Below is an example of the full pipeline code to update metadata for images imported from a Scale labeling project:

import nucleus

# === Step 1 ===
# Construct mapping: filepath -> dict of metadata values to add/update (e.g. color)
filepath_to_metadata = {
  "s3://some/path/image_0.jpg": {"color": "red"},
  "s3://some/path/image_1.jpg": {"color": "blue"},
  "s3://some/path/image_2.jpg": {"color": "yellow"},
  "s3://some/path/image_3.jpg": {"color": "red", "new_field": "foo"},
  "s3://some/path/image_4.jpg": {"color": "pink", "new_field": "bar"},
}
# alternatively, you can define a function
def get_new_metadata_for_filepath(filepath: str) -> str:
  """Fetches the corresponding metadata fields for a given filepath."""
  pass


# === Steps 2-4 ===
client = nucleus.NucleusClient("YOUR_SCALE_API_KEY")
imported_dataset = nucleus.get_dataset("YOUR_DATASET_ID")

refid_to_metadata = {
  item.reference_id: filepath_to_metadata[item.image_location]
  for item in imported_dataset.items_generator()
}


# === Step 5 ===
imported_dataset.update_item_metadata(refid_to_metadata)

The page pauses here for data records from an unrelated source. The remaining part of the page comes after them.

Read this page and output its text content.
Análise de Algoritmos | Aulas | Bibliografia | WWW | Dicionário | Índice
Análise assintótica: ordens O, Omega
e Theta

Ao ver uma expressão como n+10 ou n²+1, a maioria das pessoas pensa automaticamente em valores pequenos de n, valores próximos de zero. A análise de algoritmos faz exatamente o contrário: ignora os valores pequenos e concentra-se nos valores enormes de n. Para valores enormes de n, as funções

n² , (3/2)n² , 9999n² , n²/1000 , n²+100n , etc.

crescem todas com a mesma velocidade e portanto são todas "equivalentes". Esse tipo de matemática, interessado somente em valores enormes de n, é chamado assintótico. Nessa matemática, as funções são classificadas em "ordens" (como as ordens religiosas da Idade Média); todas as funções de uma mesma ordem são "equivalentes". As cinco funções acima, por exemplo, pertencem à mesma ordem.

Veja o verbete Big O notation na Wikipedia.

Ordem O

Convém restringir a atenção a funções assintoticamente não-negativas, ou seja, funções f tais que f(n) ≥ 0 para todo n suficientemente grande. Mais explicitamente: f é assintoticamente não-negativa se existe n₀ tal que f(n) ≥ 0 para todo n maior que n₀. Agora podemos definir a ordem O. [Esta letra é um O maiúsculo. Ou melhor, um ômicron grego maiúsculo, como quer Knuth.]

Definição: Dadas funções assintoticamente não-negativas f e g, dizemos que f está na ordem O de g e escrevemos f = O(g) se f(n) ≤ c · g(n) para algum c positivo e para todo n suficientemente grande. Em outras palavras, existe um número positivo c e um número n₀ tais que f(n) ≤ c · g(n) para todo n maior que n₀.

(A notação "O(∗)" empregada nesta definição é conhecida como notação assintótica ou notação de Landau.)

As a sanity check, DatasetItems imported from Scale tasks will have reference_id = task_id (which takes the form of an arbitrary hash, e.g. 61e878916666940043f06d20). Thus you can retrieve the same reference ID (task ID) -> filepath mapping using Scale labeling APIs as well, rather than retrieving it via Nucleus's DatasetItem export API.

You can then compose this reference ID -> filepath mapping with your filepath -> new metadata mapping to form the desired mapping: reference ID -> new metadata for use with Dataset.update_item_metadata.